Standalone financial snapshot
(Rs m) 1QCY09 1QCY10 Change
Net sales 5,087 6,560 29.0%
Expenditure 3,936 4,760 20.9%
Operating profit (EBDITA) 1,151 1,800 56.4%
EBDITA margin (%) 22.6% 27.4%  
Other income 95 81 -14.9%
Interest   9  5 -44.4%
Depreciation 65 58 -10.8%
Profit before tax 1,172 1,818 55.1%
Tax     409    646 57.9%
Profit after tax/(loss)     763 1,172 53.6%
Net profit margin (%) 15.0% 17.9%  
No. of shares (m)   247.3  
Diluted earnings per share (Rs)   17.1    
Price to earnings ratio (x)*     22.3  
* On a trailing 12 months basis

What has driven the performance in 1QCY10?
  • The topline of Castrol grew by 29% YoY in 1QCY10. The growth was driven by volumes due to its investments in brand and marketing. EBITDA margins expanded by 4% due to a 5% (as a percentage of sales) decline in raw material costs. Besides favorable cost of materials, a combination of premium product mix and higher unit realisation also helped. The company is also reaping the benefits of a strong cost cutting program in the recent past. However, advertising cost has grown by 3% (as a percentage of sales) due to the marketing program built around Castrol's global FIFA World Cup 2010 sponsorship.

    Cost break-up
    (Rs m) 1QCY09 1QCY10 Change
    Raw materials 2,737 3,224 17.8%
    % sales 53.8% 49.1%  
    Staff cost 276 216 -21.7%
    % sales 5.4% 3.3%  
    Advertising cost 207 464 124.2%
    % sales 4.1% 7.1%  
    Carriage, Insurance &Freight 164 220 34.1%
    % sales 3.2% 3.4%  
    Other expenditure 552 636 15.2%
    % sales 10.9% 9.7%  
    Total cost 3,936 4,760 20.9%
    % sales 77.4% 72.6%  

  • Castrol's management has stated that it expects volumes growth going forward although inflation in input costs will affect margins. The company intends to focus on the strategic growth areas like cars, motorbikes and tractors, where it expects to grow in volume and value terms. The industrial and marine segments are likely to take a backseat.

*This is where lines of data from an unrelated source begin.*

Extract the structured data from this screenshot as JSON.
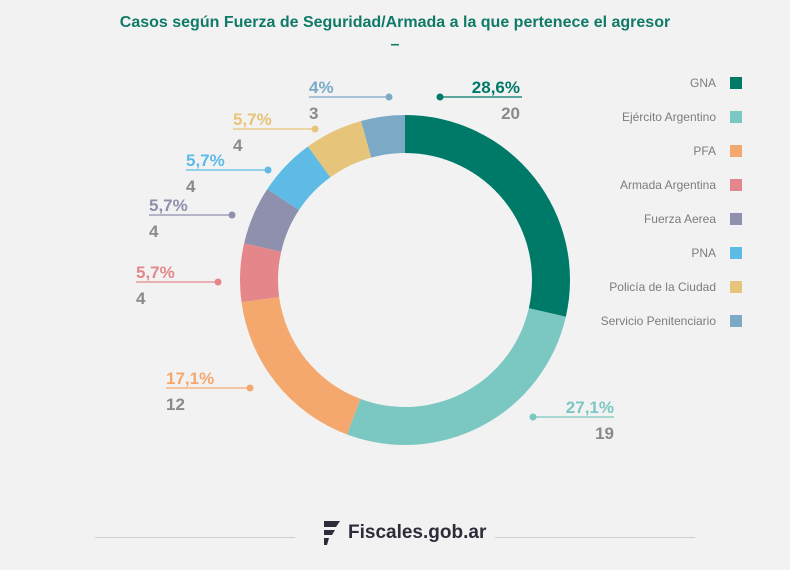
{
  "title": "Casos según Fuerza de Seguridad/Armada a la que pertenece el agresor",
  "title_dash": "–",
  "brand": "Fiscales.gob.ar",
  "chart_data": {
    "type": "pie",
    "donut": true,
    "title": "Casos según Fuerza de Seguridad/Armada a la que pertenece el agresor",
    "legend_position": "right",
    "slices": [
      {
        "label": "GNA",
        "value": 20,
        "percent": "28,6%",
        "color": "#007a68"
      },
      {
        "label": "Ejército Argentino",
        "value": 19,
        "percent": "27,1%",
        "color": "#7bc8c3"
      },
      {
        "label": "PFA",
        "value": 12,
        "percent": "17,1%",
        "color": "#f4a86e"
      },
      {
        "label": "Armada Argentina",
        "value": 4,
        "percent": "5,7%",
        "color": "#e5878a"
      },
      {
        "label": "Fuerza Aerea",
        "value": 4,
        "percent": "5,7%",
        "color": "#8f8fae"
      },
      {
        "label": "PNA",
        "value": 4,
        "percent": "5,7%",
        "color": "#5dbbe6"
      },
      {
        "label": "Policía de la Ciudad",
        "value": 4,
        "percent": "5,7%",
        "color": "#e6c47a"
      },
      {
        "label": "Servicio Penitenciario",
        "value": 3,
        "percent": "4%",
        "color": "#7ba9c6"
      }
    ]
  }
}
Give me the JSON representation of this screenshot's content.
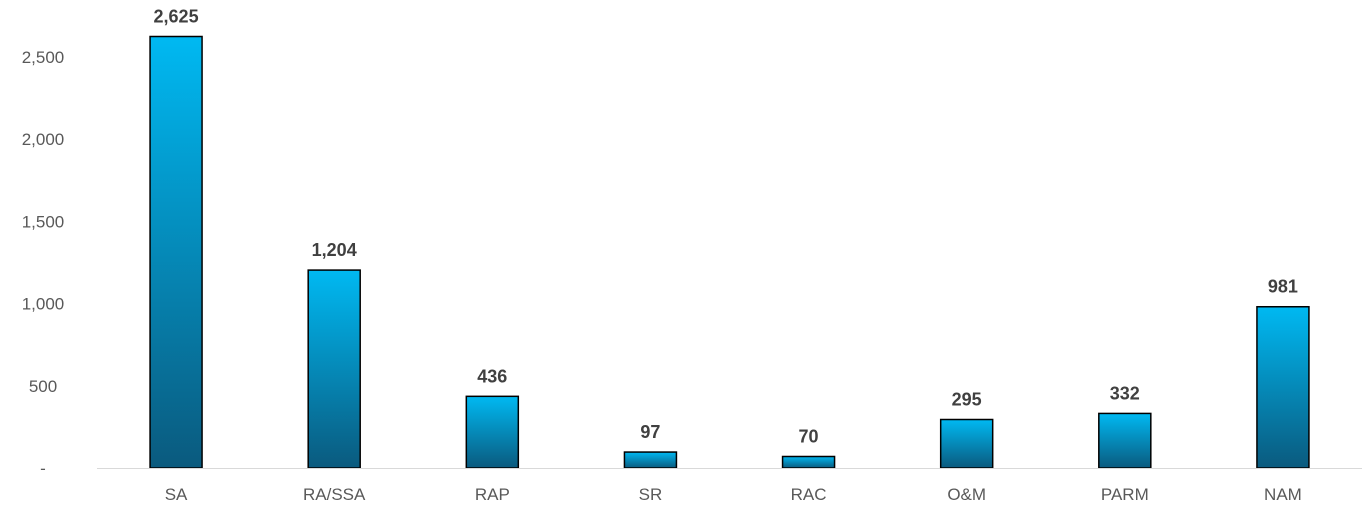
{
  "chart_data": {
    "type": "bar",
    "categories": [
      "SA",
      "RA/SSA",
      "RAP",
      "SR",
      "RAC",
      "O&M",
      "PARM",
      "NAM"
    ],
    "values": [
      2625,
      1204,
      436,
      97,
      70,
      295,
      332,
      981
    ],
    "value_labels": [
      "2,625",
      "1,204",
      "436",
      "97",
      "70",
      "295",
      "332",
      "981"
    ],
    "yticks": [
      0,
      500,
      1000,
      1500,
      2000,
      2500
    ],
    "ytick_labels": [
      "-",
      "500",
      "1,000",
      "1,500",
      "2,000",
      "2,500"
    ],
    "ylim": [
      0,
      2800
    ],
    "title": "",
    "xlabel": "",
    "ylabel": "",
    "grid": false,
    "legend": "none",
    "colors": {
      "bar_top": "#00B9F2",
      "bar_bottom": "#0A5A7E",
      "bar_outline": "#000000",
      "axis": "#D9D9D9"
    }
  }
}
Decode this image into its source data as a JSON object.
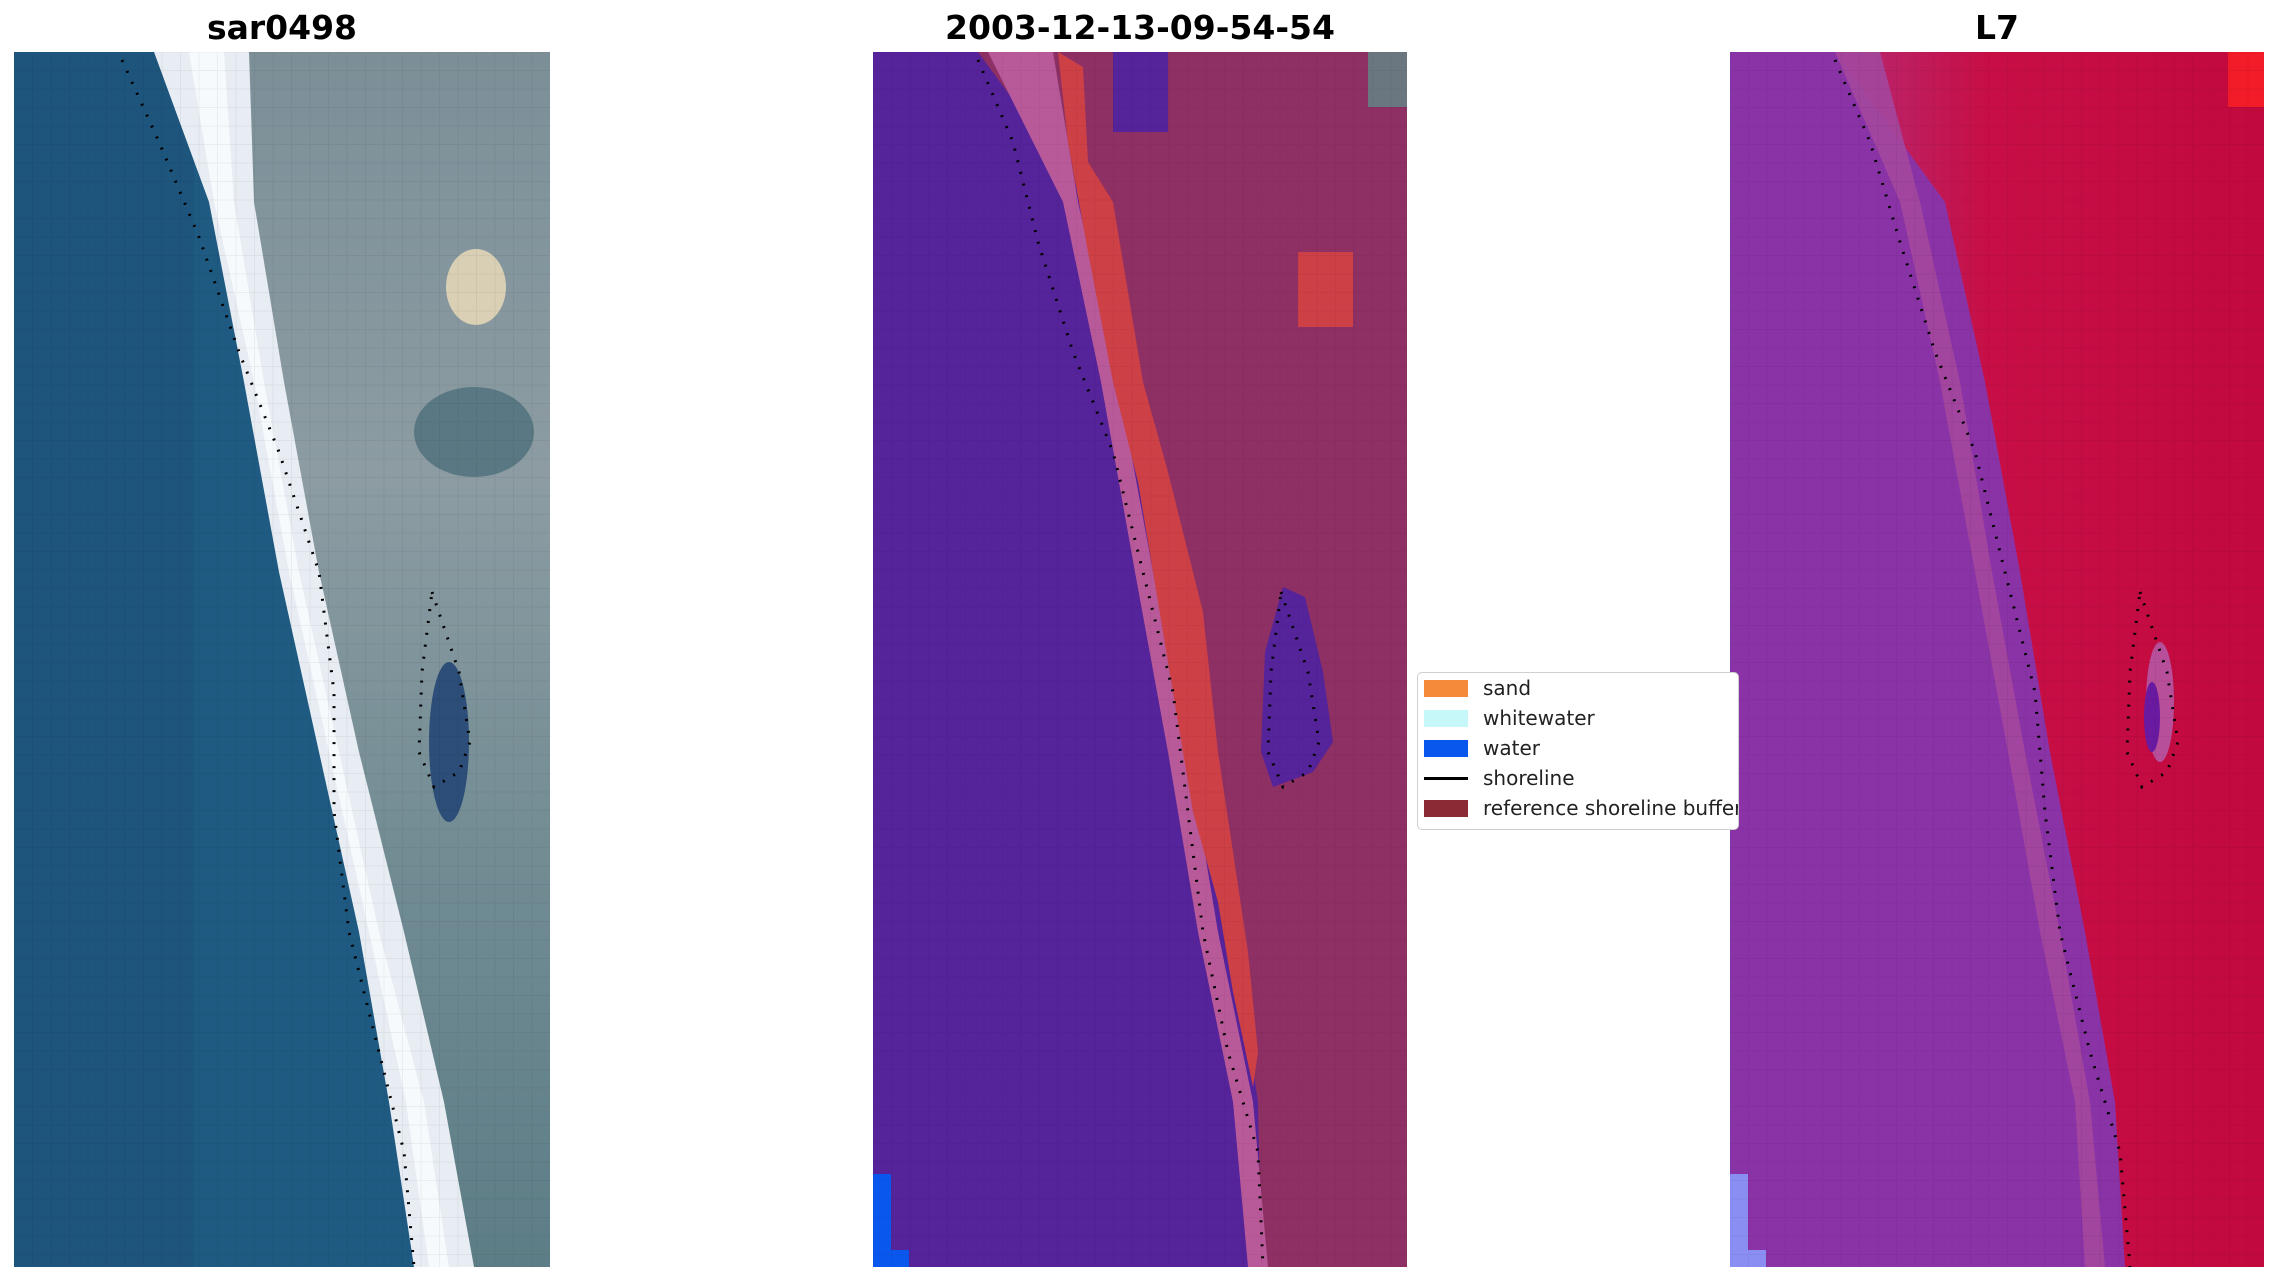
{
  "panels": {
    "left_title": "sar0498",
    "middle_title": "2003-12-13-09-54-54",
    "right_title": "L7"
  },
  "legend": {
    "items": [
      {
        "label": "sand",
        "color": "#f58a3a"
      },
      {
        "label": "whitewater",
        "color": "#c7f8f9"
      },
      {
        "label": "water",
        "color": "#0a57ee"
      },
      {
        "label": "shoreline",
        "color": "#000000"
      },
      {
        "label": "reference shoreline buffer",
        "color": "#8b2a35"
      }
    ]
  },
  "colors": {
    "ocean_rgb": "#1e5580",
    "beach_rgb": "#e6ecf2",
    "class_water": "#55239a",
    "class_land": "#8e3064",
    "class_sand_band": "#cc4046",
    "class_whitewater_band": "#b85a99",
    "swir_land": "#c5093d",
    "swir_water": "#8b32a8"
  }
}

  • Castrol is not looking at expansion in the distribution sector in the near term. Instead it plans to focus on improving the productivity of its existing network of 270 distributors, which service its 70,000 outlets.

What to expect?
Castrol is into strategic alliances with OEM partners like Tata commercial vehicles division, Tata passenger cars, Mahindra and Mahindra, Ford, JCB and L&T. It has also entered into a partnership agreement with Volvo cars. It also runs Castrol BikeZone - a franchised motorcycle servicing concept.

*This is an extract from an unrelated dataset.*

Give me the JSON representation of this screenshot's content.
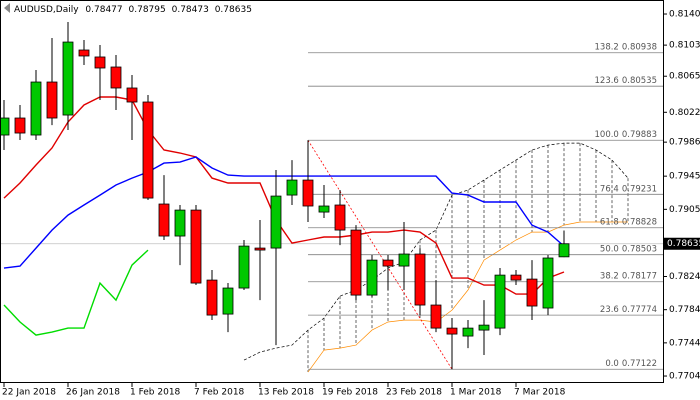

The benefits of a growing economy and the company's marketing push are showing in its topline growth. However, the benefit of raw material cost reduction now reflects in the company’s margins and is likely to shrink with an upward trend in crude oil prices.

At the current price of Rs 380, the stock trades at a price to earnings multiple of 31 times our CY11 estimated earnings. We believe Castrol is richly valued at this juncture and advice against taking fresh positions in the stock.